1. Field of the Invention
The present invention is related to a storage device and a data process method, and more particularly to a non-volatile storage device and corresponding data process method.
2. Description of the Related Art
There are many types of memory used in the storage device and the Flash Memory is one of the mainstream products in the market. As a non-volatile memory, the Flash Memory, compared to the traditional hard disk, is power-save, low-weight, shock-proof, low working temperature, quiet, and high storage speed. In some portable electrical devices, the flash memory has been replaced the traditional hard disk.
The flash memory can be sorted into Single Level per Cell (SLC) and Multiple Level per Cell (MLC). Each memory cell in the memory cell array of SLC can record one bit data by performing charge/discharge procedure. The voltage distribution of the memory cells on the SLC memory is shown in FIG. 1. There are two voltage states after discharging of the memory cell on the SLC memory. The voltage state in the left side of the reference voltage shows the discharged, memory cells distribution, which usually denotes logic data “1”. The voltage state in the right side of the reference voltage shows the charged, memory cells distribution, which usually denotes logic data “0”.
On the other hand, each memory cell in the MLC memory array can record more than one bit data. Referring to FIG. 2, the charged/discharged, two bits memory cells distributions on the MLC memory array of the different voltages are shown. It can be sorted to four voltage states, after charging/discharging of the two bits memory cells on the MLC memory array, each of which denotes different logic data. The four voltage states can be separated by three reference voltage Vr1, Vr2, Vr3. If the voltage is less than Vr1, which is located at the leftmost side, corresponding memory cells denote logic data “11”. If the voltage is between Vr1 and Vr2, the memory cells denote logic data “10”. If the voltage is between Vr2 and Vr3, the memory cells denote logic data “00”. If the voltage is more than Vr3, the memory cells denote logic data “01”. Understandably, the above introduction of the encoder mode is only an example. The logic data denoted by the voltage state can be different according to different encoder modes of the voltages of the non-volatile storage memory.
As shown in FIGS. 1 and 2, even in the same MLC memory cell, there are a plurality of voltage states. The differences between the voltages in different voltage states are closer than that of the SLC memory cells. Referring to FIG. 2, the two voltages are close, one of which is the highest voltage of the voltage state denoting logic data “11” and other one of which is the lowest voltage of the voltage state denoting logic data “10”. Consequently, an original voltage state maybe drift to another non-objective voltage state because the MLC memory cell is subject to leakage of storage charges or influences of read/write disturb. In this case, the correctness of the data stored in the two bits MLC flash memory is affected. It will be even worse when there are eight voltage states in one memory cell of a three bits MLC flash memory. As shown in FIG. 2, the memory cell at the leftmost side is easiest to be affected by the neighbored charged, memory cells and results to voltage state's drift.
In order to maintain the accuracy of the input/output data in the flash memory, Error Correction Code (ECC) is usually employed to protect the data. However, during outputting the data, if the data include wrong bits, it would need more time to recover it. That is, if the data read from the flash memory include the wrong bits, it takes ECC a long time to perform recovering procedure. Especially, the more bits are protected by the ECC, the more time is required in the recovering procedure. The read/write time is affected.
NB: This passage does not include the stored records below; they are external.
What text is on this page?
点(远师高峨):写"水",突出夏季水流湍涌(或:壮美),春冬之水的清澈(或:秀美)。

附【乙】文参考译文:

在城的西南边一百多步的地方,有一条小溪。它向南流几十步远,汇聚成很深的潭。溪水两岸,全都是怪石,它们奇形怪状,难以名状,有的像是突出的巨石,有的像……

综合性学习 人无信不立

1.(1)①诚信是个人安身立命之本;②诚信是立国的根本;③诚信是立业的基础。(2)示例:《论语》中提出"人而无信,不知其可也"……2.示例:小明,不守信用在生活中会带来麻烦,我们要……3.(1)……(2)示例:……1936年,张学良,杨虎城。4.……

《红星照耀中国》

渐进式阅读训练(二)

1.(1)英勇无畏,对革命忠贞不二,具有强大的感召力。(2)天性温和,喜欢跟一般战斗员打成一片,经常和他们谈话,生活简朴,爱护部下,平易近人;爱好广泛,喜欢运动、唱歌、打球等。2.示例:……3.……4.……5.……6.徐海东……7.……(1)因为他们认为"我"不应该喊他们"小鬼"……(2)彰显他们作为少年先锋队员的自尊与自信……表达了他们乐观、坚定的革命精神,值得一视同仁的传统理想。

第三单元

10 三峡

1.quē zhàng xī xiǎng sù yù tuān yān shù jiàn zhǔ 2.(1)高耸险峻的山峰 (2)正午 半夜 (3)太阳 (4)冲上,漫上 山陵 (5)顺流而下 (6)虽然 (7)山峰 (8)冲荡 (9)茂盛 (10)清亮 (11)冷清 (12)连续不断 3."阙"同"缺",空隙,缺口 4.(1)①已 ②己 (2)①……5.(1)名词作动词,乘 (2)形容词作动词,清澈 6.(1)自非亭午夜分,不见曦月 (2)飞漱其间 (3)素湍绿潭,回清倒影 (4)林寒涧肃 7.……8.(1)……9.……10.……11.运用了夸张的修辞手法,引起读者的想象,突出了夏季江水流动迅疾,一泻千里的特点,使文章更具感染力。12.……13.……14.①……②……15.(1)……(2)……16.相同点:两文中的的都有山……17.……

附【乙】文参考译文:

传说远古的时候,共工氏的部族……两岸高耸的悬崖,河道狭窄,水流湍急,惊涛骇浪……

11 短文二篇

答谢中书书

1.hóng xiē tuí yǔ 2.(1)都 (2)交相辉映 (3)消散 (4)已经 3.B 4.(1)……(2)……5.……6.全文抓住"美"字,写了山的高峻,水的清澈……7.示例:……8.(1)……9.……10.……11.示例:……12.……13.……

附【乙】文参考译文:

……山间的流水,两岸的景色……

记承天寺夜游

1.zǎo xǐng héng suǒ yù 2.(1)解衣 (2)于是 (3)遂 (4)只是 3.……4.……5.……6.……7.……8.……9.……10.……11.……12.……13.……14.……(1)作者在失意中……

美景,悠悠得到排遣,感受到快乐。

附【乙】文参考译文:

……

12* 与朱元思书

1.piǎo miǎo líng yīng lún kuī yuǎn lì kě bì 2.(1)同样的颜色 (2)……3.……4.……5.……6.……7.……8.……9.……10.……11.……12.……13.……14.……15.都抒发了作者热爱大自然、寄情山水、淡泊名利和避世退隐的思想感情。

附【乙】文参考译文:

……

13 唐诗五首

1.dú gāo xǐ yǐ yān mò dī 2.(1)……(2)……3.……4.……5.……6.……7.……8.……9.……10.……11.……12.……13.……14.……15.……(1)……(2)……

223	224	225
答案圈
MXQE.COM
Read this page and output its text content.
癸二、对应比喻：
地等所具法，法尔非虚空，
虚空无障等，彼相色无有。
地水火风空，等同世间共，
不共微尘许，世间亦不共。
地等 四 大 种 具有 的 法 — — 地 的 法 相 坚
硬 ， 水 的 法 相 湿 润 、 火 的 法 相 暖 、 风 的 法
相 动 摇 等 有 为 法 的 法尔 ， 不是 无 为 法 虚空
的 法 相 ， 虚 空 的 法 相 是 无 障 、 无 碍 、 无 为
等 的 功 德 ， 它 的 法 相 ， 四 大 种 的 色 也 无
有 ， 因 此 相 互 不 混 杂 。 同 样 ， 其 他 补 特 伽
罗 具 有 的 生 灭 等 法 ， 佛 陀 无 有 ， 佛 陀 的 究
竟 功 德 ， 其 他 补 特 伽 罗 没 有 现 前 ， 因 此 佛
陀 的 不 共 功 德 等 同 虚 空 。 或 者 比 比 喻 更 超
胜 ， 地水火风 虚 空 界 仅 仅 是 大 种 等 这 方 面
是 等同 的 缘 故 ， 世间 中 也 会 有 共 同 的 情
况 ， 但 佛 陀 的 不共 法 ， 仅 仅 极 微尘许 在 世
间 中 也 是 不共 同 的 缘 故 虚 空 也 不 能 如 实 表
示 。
With the reduction of the MLC flash memory processing and increasing of numbers of voltage states included in the memory cell, the charges-storage capability of the memory cell is worse, which thereby result in errors in data storage. Subsequently, the high capability of ECC is needed. At the same time, more bits are needed in every length unit protected by ECC. Generally, the redundancy bits of the flash memory are used for storage some managing data. If the redundancy bits are occupied, the storage space of the managing data will be reduced and then may result in lower of managing design flexibility.
Hence, it is desired to provide a storage device with improved read/write speed and accuracy of data and corresponding data process method to solve the above-described problems.